Sciarid Flies (Fungus Gnats)

Adult sciarid flies can be a nuisance and are easily spotted in the crop when working in your growing medium. They are 1-5mm long, are greyish-black, and have two long antennae. These flies do not cause plant damage, instead it is the larva feeding on plant roots that causes grief. The larva can be identified in the soil by their brownish-black head capsule. They will also be cylindrical, milky white to opaque, and have 12 body segments.

Multiple biological products can be used to treat this pest. Initially, we always suggest placing yellow Horiver cards near the soil line, as these cards will capture mass amounts of sciarid fly adults. Removing adults from your crop will decrease the number of eggs laid, reducing the development of larva. The larva then can be treated with the soil dwelling predatory mite talked about above - Entomite (Stratiolaelaps scimitus). If you notice a large influx of sciarid fly larva you can also treat with the product Entonem (Steinernema feltiae). Entonem is a nematode that will lay inactive in the soil when applied until a sciarid fly larva wiggles by. It will then attack, ambushing its prey. Entonem is known to work best when applied with Entomite.

Cannabis Aphids

Phorodon cannabis (the Cannabis Aphid) will be one of the most difficult pests a cannabis grower experiences. Due to their short generation time and rapid reproduction rate an aphid population can reach serious levels promptly. Each aphid will begin extracting plant sap, secreting honeydew, and introducing toxic substances as soon as they are born.

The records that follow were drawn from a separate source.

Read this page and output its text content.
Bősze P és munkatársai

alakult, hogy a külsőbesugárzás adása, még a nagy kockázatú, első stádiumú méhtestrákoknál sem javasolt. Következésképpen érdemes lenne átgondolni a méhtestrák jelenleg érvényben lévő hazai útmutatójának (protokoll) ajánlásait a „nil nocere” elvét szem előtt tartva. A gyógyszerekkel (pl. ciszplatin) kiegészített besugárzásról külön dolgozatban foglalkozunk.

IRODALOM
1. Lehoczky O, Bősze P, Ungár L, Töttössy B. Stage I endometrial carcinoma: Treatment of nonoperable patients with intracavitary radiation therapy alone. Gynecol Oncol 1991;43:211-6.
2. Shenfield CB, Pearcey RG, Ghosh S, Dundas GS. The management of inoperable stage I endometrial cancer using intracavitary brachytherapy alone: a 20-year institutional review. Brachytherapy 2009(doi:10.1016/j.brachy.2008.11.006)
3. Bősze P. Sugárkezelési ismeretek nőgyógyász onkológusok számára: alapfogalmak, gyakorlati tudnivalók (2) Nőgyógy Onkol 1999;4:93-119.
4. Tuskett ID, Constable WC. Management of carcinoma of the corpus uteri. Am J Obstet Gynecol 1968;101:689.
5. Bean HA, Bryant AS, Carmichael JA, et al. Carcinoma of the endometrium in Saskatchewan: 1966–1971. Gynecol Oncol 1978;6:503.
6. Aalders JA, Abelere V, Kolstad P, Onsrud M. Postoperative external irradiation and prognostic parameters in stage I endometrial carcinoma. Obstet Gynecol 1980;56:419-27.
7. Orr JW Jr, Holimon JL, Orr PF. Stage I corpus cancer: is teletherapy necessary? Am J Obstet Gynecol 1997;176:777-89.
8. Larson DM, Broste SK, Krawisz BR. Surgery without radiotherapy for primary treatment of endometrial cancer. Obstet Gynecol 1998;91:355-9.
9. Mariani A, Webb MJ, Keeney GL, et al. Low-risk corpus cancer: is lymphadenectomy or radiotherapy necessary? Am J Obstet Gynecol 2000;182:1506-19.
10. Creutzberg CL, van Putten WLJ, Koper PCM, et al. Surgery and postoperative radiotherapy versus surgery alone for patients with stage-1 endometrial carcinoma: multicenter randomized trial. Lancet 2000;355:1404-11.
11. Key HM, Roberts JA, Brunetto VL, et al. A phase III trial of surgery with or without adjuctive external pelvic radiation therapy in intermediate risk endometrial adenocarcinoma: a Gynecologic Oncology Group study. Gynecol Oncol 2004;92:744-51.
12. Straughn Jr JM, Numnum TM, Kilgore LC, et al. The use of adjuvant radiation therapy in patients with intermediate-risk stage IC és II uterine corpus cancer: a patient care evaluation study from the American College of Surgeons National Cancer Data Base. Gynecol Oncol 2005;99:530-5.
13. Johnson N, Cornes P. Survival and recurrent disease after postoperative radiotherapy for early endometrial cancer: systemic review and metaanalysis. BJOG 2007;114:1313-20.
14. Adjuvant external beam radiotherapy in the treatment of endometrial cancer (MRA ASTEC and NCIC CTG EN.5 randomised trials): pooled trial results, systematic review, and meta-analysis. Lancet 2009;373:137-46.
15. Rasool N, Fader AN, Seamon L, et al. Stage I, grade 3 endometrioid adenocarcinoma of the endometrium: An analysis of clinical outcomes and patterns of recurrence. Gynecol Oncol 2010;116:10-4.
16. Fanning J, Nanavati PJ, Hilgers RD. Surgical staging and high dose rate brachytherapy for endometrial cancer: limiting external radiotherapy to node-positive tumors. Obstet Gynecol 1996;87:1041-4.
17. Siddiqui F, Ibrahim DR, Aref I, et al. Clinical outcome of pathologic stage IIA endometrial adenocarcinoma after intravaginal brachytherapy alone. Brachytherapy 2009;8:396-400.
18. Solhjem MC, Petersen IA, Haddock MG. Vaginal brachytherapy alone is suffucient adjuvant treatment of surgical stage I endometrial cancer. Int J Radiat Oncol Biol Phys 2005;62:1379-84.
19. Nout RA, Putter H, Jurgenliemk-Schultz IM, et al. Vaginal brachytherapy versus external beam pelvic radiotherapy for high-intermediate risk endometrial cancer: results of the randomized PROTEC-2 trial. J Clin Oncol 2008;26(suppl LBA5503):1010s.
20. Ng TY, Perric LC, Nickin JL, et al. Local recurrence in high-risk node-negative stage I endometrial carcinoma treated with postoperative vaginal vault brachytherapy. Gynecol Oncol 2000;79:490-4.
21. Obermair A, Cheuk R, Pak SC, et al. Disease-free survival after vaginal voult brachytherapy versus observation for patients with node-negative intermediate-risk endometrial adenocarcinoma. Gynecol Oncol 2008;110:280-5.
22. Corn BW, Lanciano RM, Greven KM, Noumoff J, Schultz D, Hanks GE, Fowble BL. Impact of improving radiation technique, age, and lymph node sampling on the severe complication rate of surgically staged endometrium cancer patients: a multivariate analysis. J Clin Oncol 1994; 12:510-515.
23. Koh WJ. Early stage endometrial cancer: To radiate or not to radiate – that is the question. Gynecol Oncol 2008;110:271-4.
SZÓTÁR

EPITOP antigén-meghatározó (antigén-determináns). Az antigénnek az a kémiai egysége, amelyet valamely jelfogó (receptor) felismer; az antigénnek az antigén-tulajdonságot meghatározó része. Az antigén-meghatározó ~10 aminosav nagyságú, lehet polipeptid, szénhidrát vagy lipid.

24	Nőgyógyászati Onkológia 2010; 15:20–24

Over the last few years, biologicals have been found to work with varying results, so we suggest using methods, which will help evade this pest from entering your crop. All facilities should be screened to prevent the entrance of aphids and all measures to ensure workers do not bring in or transfer aphids from one room to another must be taken. If Aphids are found, they will need to be identified to ensure proper corrective action and then it is best to remove all infested material. To identify the cannabis aphid, read here: Six Ways to Identify the Cannabis Aphid

For Cannabis Aphids we have found that the following products do have some control:

  1. Aphipar-M (Aphidius matricariae)
  2. Chrysopa (Chrysoperla carnea)

You can use these products both as a PREVENTATIVE or CURATIVE application. All products will need to be applied every seven days until no aphids are found in the crop.

Aphipar-M is the parasitic wasps Aphidius matricariae. It works by parasitizing (laying eggs inside) live aphids. Once the aphid is parasitized, they will slowly die and turn into a greyish-brown, leathery mummy. The parasitic wasp inside the mummy will hatch two-three weeks after it has been parasitized. This cycle routinely occurs, removing aphids from the crop.

Chrysopa (Chrysoperla carnea) works an entirely separate way, known by the nickname “Aphid Lions.” They will search for their prey randomly, consuming their kill by grasping them from below, injecting them with a salivary fluid that digests the pests body content, which is then sucked out by the lion.

Root Aphids

For Root Aphids (Rhopalosiphum rufiabdominale), we have not been able to find a biological control product yet that will adequately dominate a pest population. If you have a root aphid infestation, and do not want it to spread or would like to ensure one does not develop, it is best to preventatively wrap “Reemay” on all plants in all stages of the crop. Then curatively treat drenching Botanigard and spraying insecticidal soap every 4-7 days.

Other Pests

There are a few other pests that are known to appear in Cannabis crops, however they are usually unlikely to cause an issue, especially if you are already treating preventatively for thrips and spider mites. These pests include broad mites, hemp russet mites and whiteflies. Most generalist predatory mites (Swirski - Amblyseiulus swirskii and Thripex - Neoseiulus californicus) will take care of this situation.


A blowout of insects in your cannabis crop can be avoided following the techniques explained above. Actively quarantining your plants, monitoring your rooms, and treating preventatively with bio-controls is necessary to not be surprised with a major pest infestation.